No momento em que digitava essa frase, o terminal da Bloomberg dizia que o dólar estava sendo vendido a R$ 3,75. Ao avaliar as chances dos eventos relevantes para o mercado, vendedores apostam na baixa, compradores na alta e só será possível saber quem acertará quando a “natureza” mostrar suas cartas – a única coisa que sabemos é que ninguém é pato. Seguindo o raciocínio do parágrafo anterior, se a distribuição das surpresas que atingiram o mercado desde 1999 servir de guia para avaliar o que vem por aí, o dólar valerá em dezembro algo entre 3,55 e 3,95 reais com 50% de chance, entre 3,25 e 4,25 reais com 90% e entre 2,95 e 4,55 reais com 99%.
Esse exercício simples indica, portanto, que o cenário de superação do patamar de 5,00 reais pressupõe implicitamente (i) que o mercado está bobeando espetacularmente e não enxerga a ocorrência iminente de um evento negativo improvável; ou (ii) que a frequência e intensidade das alavancas do dólar teria mudado para um regime mais turbulento do que no passado.
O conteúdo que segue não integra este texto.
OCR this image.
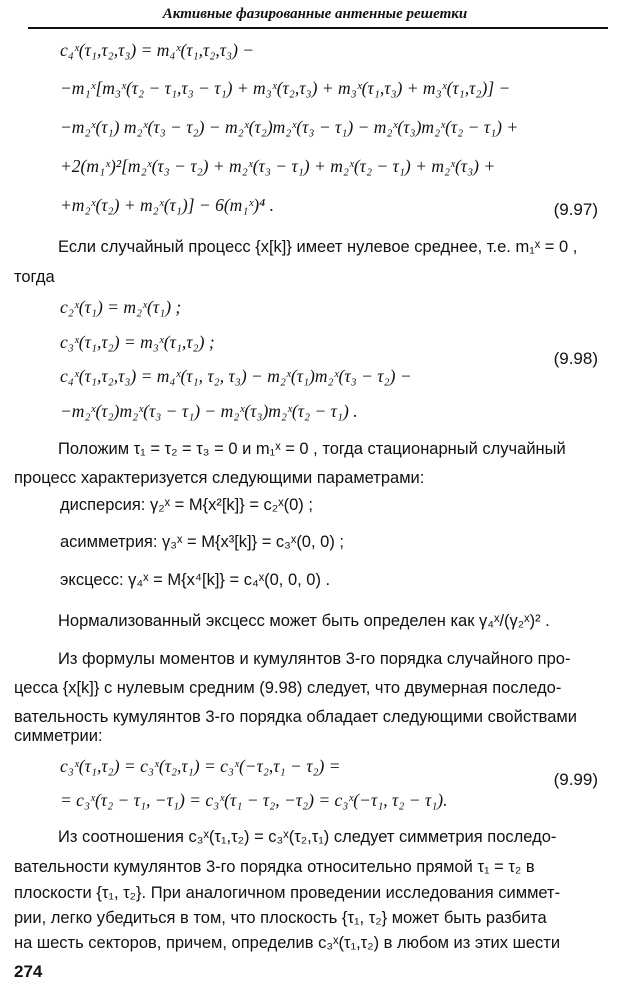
Активные фазированные антенные решетки
c₄ˣ(τ₁,τ₂,τ₃) = m₄ˣ(τ₁,τ₂,τ₃) −
−m₁ˣ[m₃ˣ(τ₂ − τ₁,τ₃ − τ₁) + m₃ˣ(τ₂,τ₃) + m₃ˣ(τ₁,τ₃) + m₃ˣ(τ₁,τ₂)] −
−m₂ˣ(τ₁) m₂ˣ(τ₃ − τ₂) − m₂ˣ(τ₂)m₂ˣ(τ₃ − τ₁) − m₂ˣ(τ₃)m₂ˣ(τ₂ − τ₁) +
+2(m₁ˣ)²[m₂ˣ(τ₃ − τ₂) + m₂ˣ(τ₃ − τ₁) + m₂ˣ(τ₂ − τ₁) + m₂ˣ(τ₃) +
+m₂ˣ(τ₂) + m₂ˣ(τ₁)] − 6(m₁ˣ)⁴ .	(9.97)
Если случайный процесс {x[k]} имеет нулевое среднее, т.е. m₁ˣ = 0 ,
тогда
c₂ˣ(τ₁) = m₂ˣ(τ₁) ;
c₃ˣ(τ₁,τ₂) = m₃ˣ(τ₁,τ₂) ;
c₄ˣ(τ₁,τ₂,τ₃) = m₄ˣ(τ₁, τ₂, τ₃) − m₂ˣ(τ₁)m₂ˣ(τ₃ − τ₂) −
−m₂ˣ(τ₂)m₂ˣ(τ₃ − τ₁) − m₂ˣ(τ₃)m₂ˣ(τ₂ − τ₁) .
(9.98)
Положим τ₁ = τ₂ = τ₃ = 0 и m₁ˣ = 0 , тогда стационарный случайный
процесс характеризуется следующими параметрами:
дисперсия: γ₂ˣ = M{x²[k]} = c₂ˣ(0) ;
асимметрия: γ₃ˣ = M{x³[k]} = c₃ˣ(0, 0) ;
эксцесс: γ₄ˣ = M{x⁴[k]} = c₄ˣ(0, 0, 0) .
Нормализованный эксцесс может быть определен как γ₄ˣ/(γ₂ˣ)² .
Из формулы моментов и кумулянтов 3-го порядка случайного про-
цесса {x[k]} с нулевым средним (9.98) следует, что двумерная последо-
вательность кумулянтов 3-го порядка обладает следующими свойствами
симметрии:
c₃ˣ(τ₁,τ₂) = c₃ˣ(τ₂,τ₁) = c₃ˣ(−τ₂,τ₁ − τ₂) =
= c₃ˣ(τ₂ − τ₁, −τ₁) = c₃ˣ(τ₁ − τ₂, −τ₂) = c₃ˣ(−τ₁, τ₂ − τ₁).
(9.99)
Из соотношения c₃ˣ(τ₁,τ₂) = c₃ˣ(τ₂,τ₁) следует симметрия последо-
вательности кумулянтов 3-го порядка относительно прямой τ₁ = τ₂ в
плоскости {τ₁, τ₂}. При аналогичном проведении исследования симмет-
рии, легко убедиться в том, что плоскость {τ₁, τ₂} может быть разбита
на шесть секторов, причем, определив c₃ˣ(τ₁,τ₂) в любом из этих шести
274
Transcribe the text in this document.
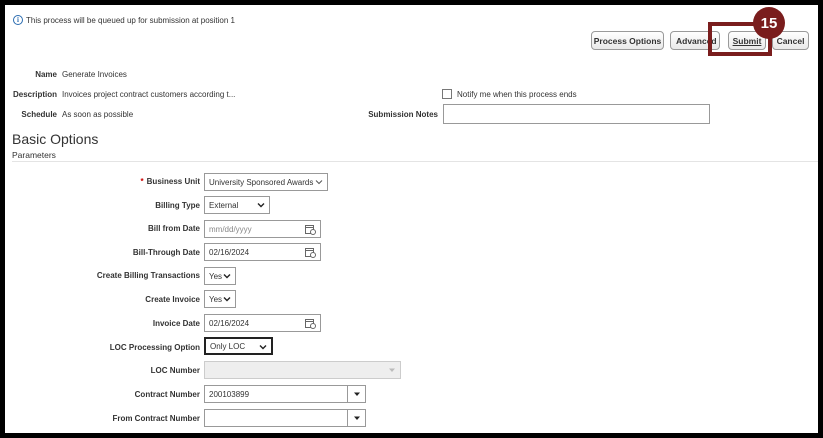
i This process will be queued up for submission at position 1
Process Options	Advanced	Submit	Cancel
15
Name Generate Invoices
Description Invoices project contract customers according t...
Schedule As soon as possible
Notify me when this process ends
Submission Notes
Basic Options
Parameters
* Business Unit University Sponsored Awards
Billing Type External
Bill from Date mm/dd/yyyy
Bill-Through Date 02/16/2024
Create Billing Transactions Yes
Create Invoice Yes
Invoice Date 02/16/2024
LOC Processing Option Only LOC
LOC Number
Contract Number 200103899
From Contract Number
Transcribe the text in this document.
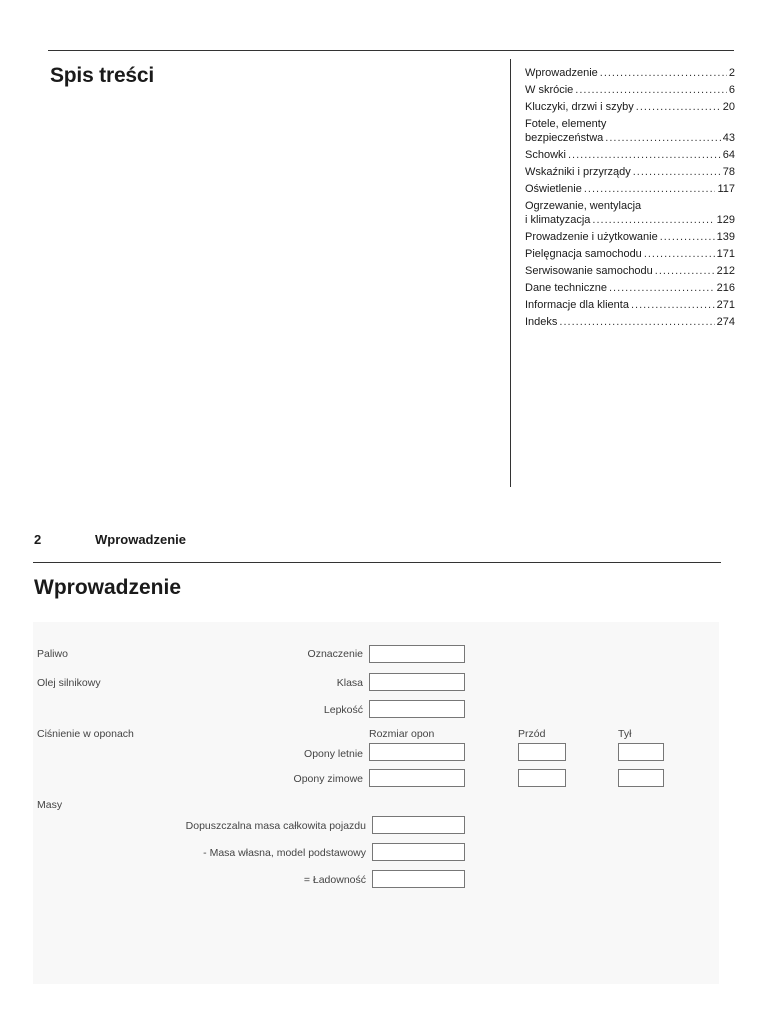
Spis treści	Wprowadzenie .....	2
W skrócie .....	6
Kluczyki, drzwi i szyby .....	20
Fotele, elementy
bezpieczeństwa .....	43
Schowki .....	64
Wskaźniki i przyrządy .....	78
Oświetlenie .....	117
Ogrzewanie, wentylacja
i klimatyzacja .....	129
Prowadzenie i użytkowanie .....	139
Pielęgnacja samochodu .....	171
Serwisowanie samochodu .....	212
Dane techniczne .....	216
Informacje dla klienta .....	271
Indeks .....	274
2	Wprowadzenie
Wprowadzenie
Paliwo	Oznaczenie
Olej silnikowy	Klasa
Lepkość
Ciśnienie w oponach	Rozmiar opon	Przód	Tył
Opony letnie
Opony zimowe
Masy
Dopuszczalna masa całkowita pojazdu
- Masa własna, model podstawowy
= Ładowność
Abrindo parênteses, não custa lembrar que as duas últimas décadas não foram propriamente tranquilas. Incluíram distúrbios como os ataques de 11 de setembro, o risco de que Lula não escreveria a carta aos brasileiros, a agradável surpresa quando ele se mostrou pragmático, a entrada da China na OMC e o “boom” das commodities, o estouro do Lehman Brothers, a crise europeia e a catástrofe produzida por Dilma. Ou seja, os intervalos acima levam em conta que a maré costuma mudar de forma violenta, de uma hora para outra. Fechando parênteses.
Se o Brasil fosse um país normal em que os candidatos à presidência não negassem a teoria econômica estabelecida, arriscaria afirmar que o cenário de dólar acima de 5,00 reais seria impossível nas circunstâncias atuais. A posição das contas externas está tão confortável que o Banco Central consegue conter uma corrida contra a moeda operando com derivativos denominados em reais, algo que é simplesmente um luxo em mercados emergentes. O problema é que o Brasil não é um país normal e uma das formas de colher os votos da ala “progressista” é prometer usar irresponsavelmente as reservas internacionais, mexendo no único pilar que sobreviveu à destruição perpetrada pela Nova Matriz Econômica. Diante dessa possibilidade, ninguém deverá ficar surpreso se, de fato, o dólar alçar a estratosfera no caso de elegermos um candidato “desenvolvimentista”.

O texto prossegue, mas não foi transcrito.